There is this guy I know. Something isn't right with him. He....well, I'm not sure exactly what he's doing. But whatever it is, I just don't think it's kosher. See, this guy...he likes little boys. High school boys. He's always got one hanging around. He claims to be a mentor to these boys. These boys have rough home lives, and they are struggling with the fact that they are gay. In theory, I have nothing wrong with this. I believe mentoring is a good thing. Boys should have positive male role models. But....something's not right. In my mind, mentors are authoritative figures, in a way. Teachers, coaches, something along those lines. This guy meets his boys over the internet. He seeks them out. And he spends massive amounts of time with these boys. The entire weekend, every weekend. It....I don't know. It makes me uneasy.

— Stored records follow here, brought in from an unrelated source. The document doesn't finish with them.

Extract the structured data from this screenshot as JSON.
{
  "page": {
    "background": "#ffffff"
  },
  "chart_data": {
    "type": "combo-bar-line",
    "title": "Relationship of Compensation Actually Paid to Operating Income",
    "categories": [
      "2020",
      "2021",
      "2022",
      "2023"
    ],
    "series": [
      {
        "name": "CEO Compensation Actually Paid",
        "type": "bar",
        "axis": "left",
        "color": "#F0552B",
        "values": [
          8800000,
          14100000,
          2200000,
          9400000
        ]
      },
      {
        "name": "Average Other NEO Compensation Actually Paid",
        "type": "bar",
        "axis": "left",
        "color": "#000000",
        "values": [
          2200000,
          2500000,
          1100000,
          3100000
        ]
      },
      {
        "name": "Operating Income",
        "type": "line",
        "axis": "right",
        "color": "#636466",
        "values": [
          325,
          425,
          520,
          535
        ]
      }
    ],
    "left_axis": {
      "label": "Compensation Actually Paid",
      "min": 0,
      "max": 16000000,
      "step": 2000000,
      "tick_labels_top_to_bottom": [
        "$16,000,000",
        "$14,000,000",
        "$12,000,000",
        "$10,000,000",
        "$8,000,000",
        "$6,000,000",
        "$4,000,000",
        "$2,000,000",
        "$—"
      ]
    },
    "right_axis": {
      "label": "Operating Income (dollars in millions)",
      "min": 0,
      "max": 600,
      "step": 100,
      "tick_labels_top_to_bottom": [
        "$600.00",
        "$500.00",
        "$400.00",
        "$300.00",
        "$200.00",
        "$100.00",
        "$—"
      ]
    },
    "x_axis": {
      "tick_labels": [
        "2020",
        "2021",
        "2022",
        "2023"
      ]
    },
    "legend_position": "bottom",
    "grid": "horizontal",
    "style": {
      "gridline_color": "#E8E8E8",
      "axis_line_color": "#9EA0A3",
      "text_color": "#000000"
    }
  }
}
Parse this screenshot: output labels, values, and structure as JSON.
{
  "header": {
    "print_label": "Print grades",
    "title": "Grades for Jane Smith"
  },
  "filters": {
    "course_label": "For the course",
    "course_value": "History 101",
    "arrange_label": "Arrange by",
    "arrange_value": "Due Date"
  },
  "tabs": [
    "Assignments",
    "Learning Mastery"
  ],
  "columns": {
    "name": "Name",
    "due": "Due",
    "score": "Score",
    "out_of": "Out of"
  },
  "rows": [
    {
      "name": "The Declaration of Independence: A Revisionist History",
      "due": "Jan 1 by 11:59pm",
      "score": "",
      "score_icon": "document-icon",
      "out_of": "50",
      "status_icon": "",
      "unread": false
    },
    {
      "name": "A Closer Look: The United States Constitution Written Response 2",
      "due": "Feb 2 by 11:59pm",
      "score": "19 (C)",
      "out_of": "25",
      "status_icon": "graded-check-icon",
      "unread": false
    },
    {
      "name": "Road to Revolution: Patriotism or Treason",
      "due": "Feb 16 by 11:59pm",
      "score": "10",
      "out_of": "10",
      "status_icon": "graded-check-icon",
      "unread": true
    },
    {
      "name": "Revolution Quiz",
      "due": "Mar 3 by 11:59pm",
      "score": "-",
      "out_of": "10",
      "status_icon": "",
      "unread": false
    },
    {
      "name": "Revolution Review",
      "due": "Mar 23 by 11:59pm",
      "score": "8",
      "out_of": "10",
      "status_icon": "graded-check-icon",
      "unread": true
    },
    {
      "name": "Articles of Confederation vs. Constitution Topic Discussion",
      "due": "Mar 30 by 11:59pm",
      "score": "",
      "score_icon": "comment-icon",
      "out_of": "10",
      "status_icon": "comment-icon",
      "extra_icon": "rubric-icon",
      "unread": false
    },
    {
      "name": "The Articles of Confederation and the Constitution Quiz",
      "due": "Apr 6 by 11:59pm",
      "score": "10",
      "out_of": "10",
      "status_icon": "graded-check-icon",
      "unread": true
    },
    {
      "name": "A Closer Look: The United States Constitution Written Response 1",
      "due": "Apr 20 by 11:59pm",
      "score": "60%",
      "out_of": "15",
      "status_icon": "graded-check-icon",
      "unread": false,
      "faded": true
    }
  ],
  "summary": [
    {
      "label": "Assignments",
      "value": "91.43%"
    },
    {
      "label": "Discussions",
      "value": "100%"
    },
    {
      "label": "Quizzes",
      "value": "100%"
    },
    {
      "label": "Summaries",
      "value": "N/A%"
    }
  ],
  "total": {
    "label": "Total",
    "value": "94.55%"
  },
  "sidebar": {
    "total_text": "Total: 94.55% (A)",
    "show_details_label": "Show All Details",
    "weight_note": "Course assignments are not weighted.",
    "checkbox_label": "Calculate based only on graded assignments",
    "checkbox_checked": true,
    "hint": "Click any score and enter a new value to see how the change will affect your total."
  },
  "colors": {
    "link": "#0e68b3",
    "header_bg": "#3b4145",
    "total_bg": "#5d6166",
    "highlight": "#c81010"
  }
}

In theory, I am not one of these people who thinks men who like kids are automatically pedophiles. I hate it when men who become teachers are looked down on because they must have an ulterior motive. I hate it when people assume things. And I have no proof that this guy is doing anything that is inappropriate. Except for once when he told me that he and his current little boy "cuddle", he has never said or done anything to make me believe he is a gross and filthy as I think he is.

It plagues my mind. I have so many questions about this current little boy. Why did the guy feel it necessary to seek out this little boy? Where does this little boy's parents think he is every single weekend when he is at the guy's apartment? They can't possibly know. Maybe they just don't care. All I know, is if my 17 year old son or daughter wanted to spend every weekend with a 30 year old, there would be no way in hell it would happen. It just doesn't seem right. What does the little boy think is going on?

I just.....it bugs me so much. There is really nothing I can do. As far as I know I'm the one being weird. But....I don't know. Something is rotten.